Beberapa bulan berlalu, Lelaki itu masih setia untuk istrinya. Bara, cintanya masih murni, tak pernah sedikitpun ia merasa lelah untuk istrinya. Hanya dia, pembantunya dan juga orangtua Bara yang mengetahui tentang keadaan istrinya. Berkali-kali ibu Bara meminta agar Anastasya, cintanya, agar dirawat di Rumah Sakit Jiwa. Karena setidaknya ada dokter yang akan selalu merawat Anastasya.
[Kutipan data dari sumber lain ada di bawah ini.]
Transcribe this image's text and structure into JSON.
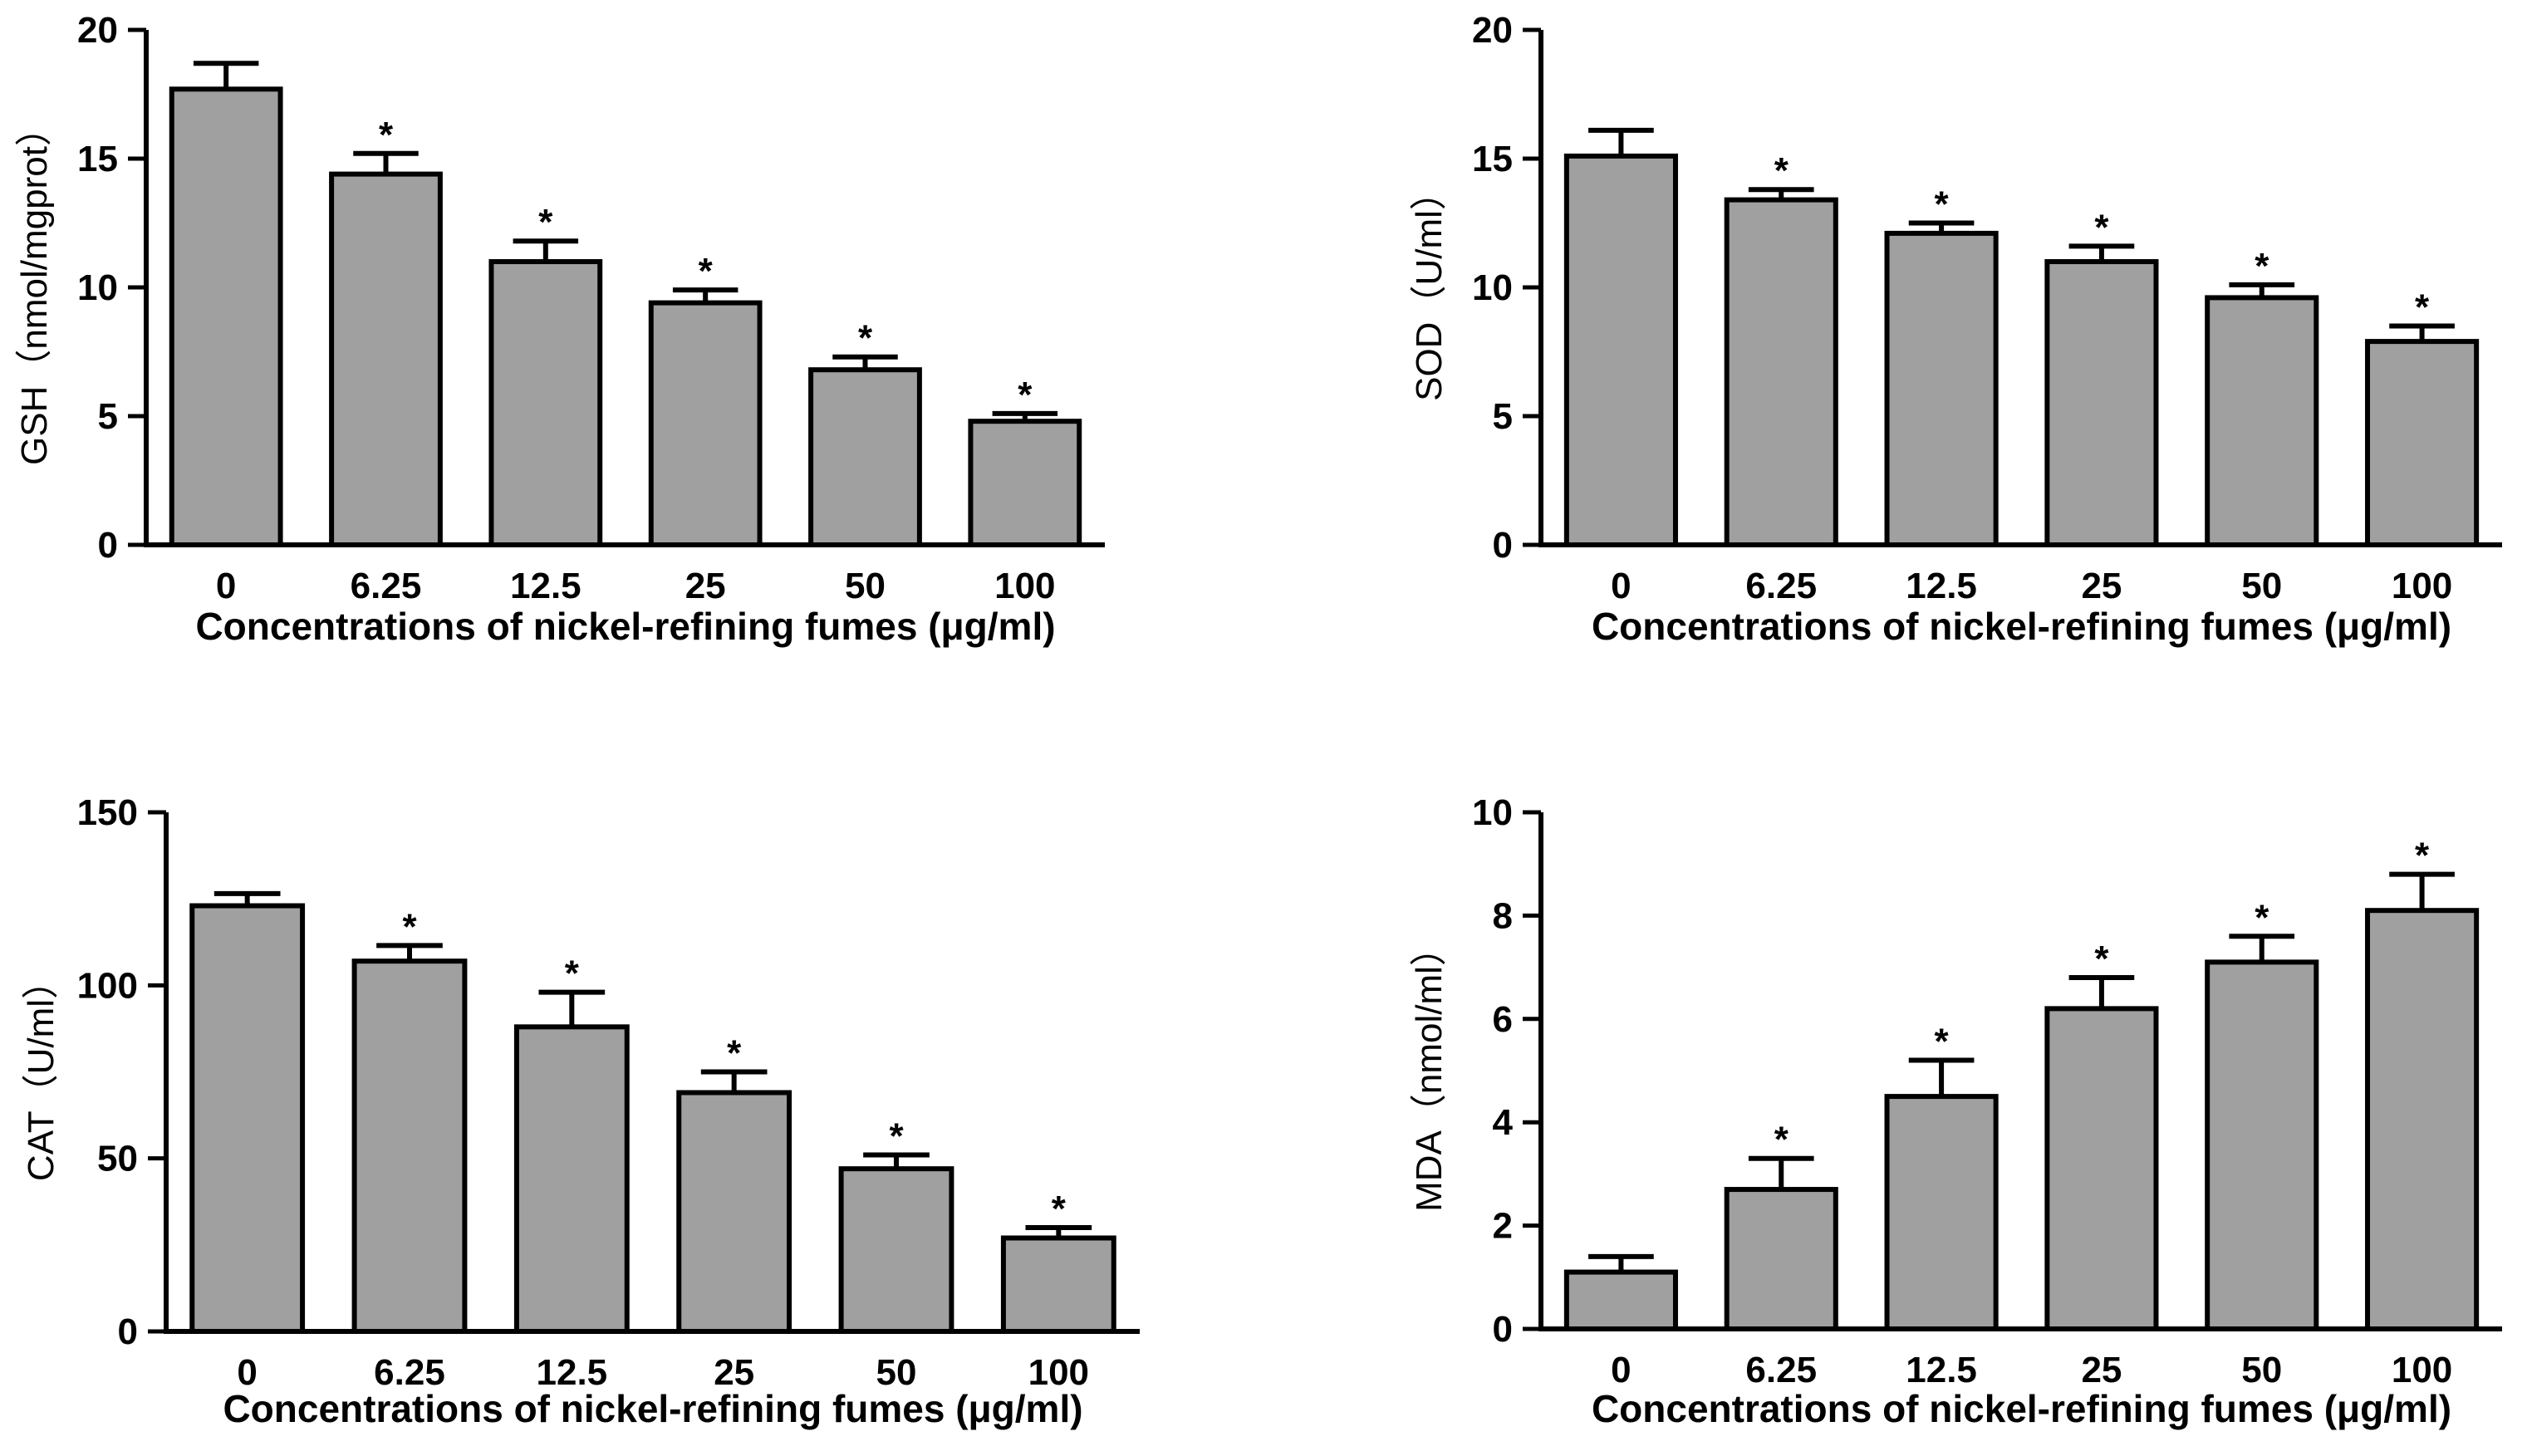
{
  "chart_data": [
    {
      "type": "bar",
      "title": "",
      "xlabel": "Concentrations of nickel-refining fumes (μg/ml)",
      "ylabel": "GSH（nmol/mgprot）",
      "categories": [
        "0",
        "6.25",
        "12.5",
        "25",
        "50",
        "100"
      ],
      "values": [
        17.7,
        14.4,
        11.0,
        9.4,
        6.8,
        4.8
      ],
      "errors": [
        1.0,
        0.8,
        0.8,
        0.5,
        0.5,
        0.3
      ],
      "significance": [
        "",
        "*",
        "*",
        "*",
        "*",
        "*"
      ],
      "ylim": [
        0,
        20
      ],
      "yticks": [
        "0",
        "5",
        "10",
        "15",
        "20"
      ],
      "bar_color": "#a0a0a0"
    },
    {
      "type": "bar",
      "title": "",
      "xlabel": "Concentrations of nickel-refining fumes (μg/ml)",
      "ylabel": "SOD（U/ml）",
      "categories": [
        "0",
        "6.25",
        "12.5",
        "25",
        "50",
        "100"
      ],
      "values": [
        15.1,
        13.4,
        12.1,
        11.0,
        9.6,
        7.9
      ],
      "errors": [
        1.0,
        0.4,
        0.4,
        0.6,
        0.5,
        0.6
      ],
      "significance": [
        "",
        "*",
        "*",
        "*",
        "*",
        "*"
      ],
      "ylim": [
        0,
        20
      ],
      "yticks": [
        "0",
        "5",
        "10",
        "15",
        "20"
      ],
      "bar_color": "#a0a0a0"
    },
    {
      "type": "bar",
      "title": "",
      "xlabel": "Concentrations of nickel-refining fumes (μg/ml)",
      "ylabel": "CAT（U/ml）",
      "categories": [
        "0",
        "6.25",
        "12.5",
        "25",
        "50",
        "100"
      ],
      "values": [
        123,
        107,
        88,
        69,
        47,
        27
      ],
      "errors": [
        3.5,
        4.5,
        10,
        6,
        4,
        3
      ],
      "significance": [
        "",
        "*",
        "*",
        "*",
        "*",
        "*"
      ],
      "ylim": [
        0,
        150
      ],
      "yticks": [
        "0",
        "50",
        "100",
        "150"
      ],
      "bar_color": "#a0a0a0"
    },
    {
      "type": "bar",
      "title": "",
      "xlabel": "Concentrations of nickel-refining fumes (μg/ml)",
      "ylabel": "MDA（nmol/ml）",
      "categories": [
        "0",
        "6.25",
        "12.5",
        "25",
        "50",
        "100"
      ],
      "values": [
        1.1,
        2.7,
        4.5,
        6.2,
        7.1,
        8.1
      ],
      "errors": [
        0.3,
        0.6,
        0.7,
        0.6,
        0.5,
        0.7
      ],
      "significance": [
        "",
        "*",
        "*",
        "*",
        "*",
        "*"
      ],
      "ylim": [
        0,
        10
      ],
      "yticks": [
        "0",
        "2",
        "4",
        "6",
        "8",
        "10"
      ],
      "bar_color": "#a0a0a0"
    }
  ]
}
Ibunya tak tega melihat anak lelakinya begitu begitu menderita hidup bersama wanita gila. Kadang kala suatu hari, ketika pembantunya izin pulang, ia menemukan Anastasya yang sedang duduk di depan pintu rumah. Tetapi bukan itu yang membuat Bara merasa sedih dan tercengang. Ia melihat istrinya itu duduk memegang pisau ditangannya, dan Anastasya telah melucuti semua pakaiannya sendiri. Ibunya selalu meminta Bara agar Anastasya dirawat di rumah sakit jiwa. Ibu menyuruhnya dengan dalih agar Anastasya bisa berangsur-angsur sembuh. Dengan berat hati, walau batinnya tersiksa, hatinya terkoyak karna harus membawa istri terkasihnya untuk menetap dalam RSJ. Setiap hari lelaki menjenguk istrinya, setiap senja ia mengajaknya berkeliling rumah sakit. Karena ia tau, meskipun kekasihnya tak dapat mengingatnya, ia masih yakin bahwa Anastasya masih mengingat senja dan masih pula menyukainya.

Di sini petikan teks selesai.